As a following step, further testing will be carried out, with the intention being to collect the necessary data on material behavior for developing a design, visualization, and fabrication tool that allows for robotic spraying and forming. This tool will have the capability of informing the designer on the combined effect of the fabrication parameters together with physical parameters such as the gravitational force. Therefore, on one hand, it will enable to design bespoke surfaces intuitively, and on the other hand, it will provide the fabrication data such as the number of layers to be sprayed to achieve a specific geometry. Eventually, it will enable to explore the design space of adaptive robotic plaster spraying. For this, the feedback methods will be extended to facilitate the continuous monitoring of the material, using, i.e., laser triangulation in combination with high-speed cameras. Additionally, the goal will be to fuse 3D LiDAR measurements that will be facilitated to localize the mobile robot against target surfaces on-site, providing an initial coarse alignment.

However, to be able to make use of extended sensor data for controlling the on-site plaster spraying and forming process, it will be necessary to identify the key data to be collected. Accordingly, the research also aims to explore the appropriate means to create data sets for such a fabrication process, to support the future research in the field. To this end, the previously mentioned interfaces in Sect. 2 will be important, as they will facilitate the flow of data between the building information and the mobile construction robot, which will be crucial for dynamic processing of the data possibly within the design space.

The key contribution of this research will be the delivery of a design tool that supports the understanding of material behavior in a mobile fabrication process, and the use of such a tool to produce a broad range of bespoke surface qualities, with minimal waste, moving away from the modular and generic form of the material that is optimized for manual assembly.
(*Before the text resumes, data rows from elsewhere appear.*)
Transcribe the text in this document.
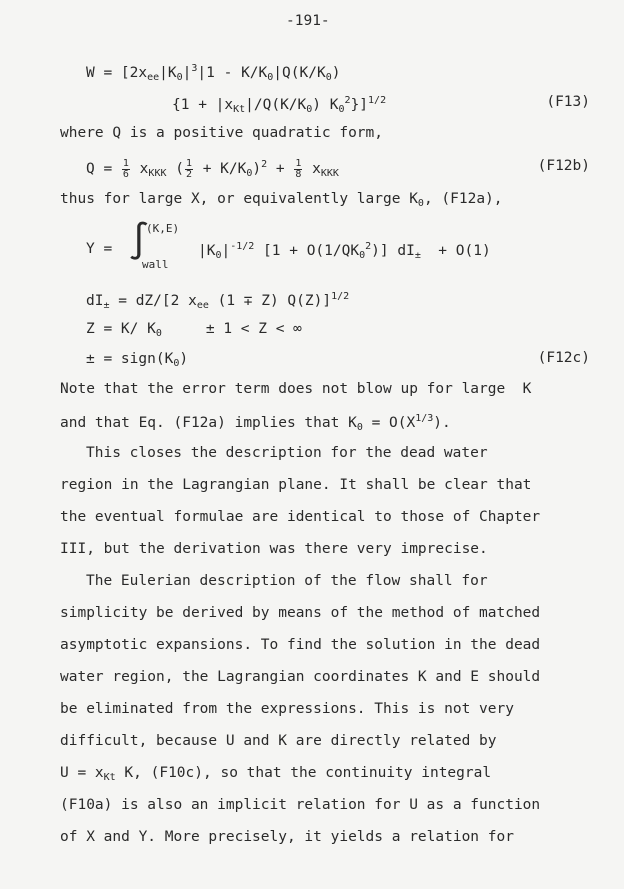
-191-
$W = [2x_{ee}|K_0|^3|1 - K/K_0|Q(K/K_0)$
{$1 + |x_{Kt}|/Q(K/K_0)$ $K_0^2\}]^{1/2}$	(F13)
where Q is a positive quadratic form,
$Q = \frac{1}{6} x_{KKK}$ ( $\frac{1}{2} + K/K_0)^2 + \frac{1}{8} x_{KKK}$	(F12b)
thus for large X, or equivalently large $K_0$, (F12a),
Y = ∫
(K,E)
wall
$|K_0|^{-1/2}$ $[1 + O(1/QK_0^2)]$ $dI_\pm + O(1)$
$dI_\pm = dZ/[2$ $x_{ee}$ (1 ∓ Z) Q(Z)]$^{1/2}$
Z = K/ $K_0$	± 1 < Z < ∞
± = $sign(K_0)$	(F12c)
Note that the error term does not blow up for large  K
and that Eq. (F12a) implies that $K_0 = O(X^{1/3})$.
This closes the description for the dead water
region in the Lagrangian plane. It shall be clear that
the eventual formulae are identical to those of Chapter
III, but the derivation was there very imprecise.
The Eulerian description of the flow shall for
simplicity be derived by means of the method of matched
asymptotic expansions. To find the solution in the dead
water region, the Lagrangian coordinates K and E should
be eliminated from the expressions. This is not very
difficult, because U and K are directly related by
$U = x_{Kt}$ K, (F10c), so that the continuity integral
(F10a) is also an implicit relation for U as a function
of X and Y. More precisely, it yields a relation for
Extending the direct automation approaches that address only standardized, flat surfaces, the architectural potentials of combining the plasticity of plaster with an agile robotic arm in a digitally controlled fabrication process will be explored, re-introducing the degrees of freedom offered by the craftsmanship of the past. The suggested approach will make a major contribution to the digital fabrication research by the proposed adaptive thin-layer printing method for plasterwork and enable the reinterpretation of the surface qualities inside or outside of building structures by introducing a digital craft with additive manufacturing. Thus, it will permit a fair use of such malleable materials other than panelized formats, and potentially make a major contribution to revisiting the functional layers of the building structure and a craftsmanship that has become a niche trade in building construction.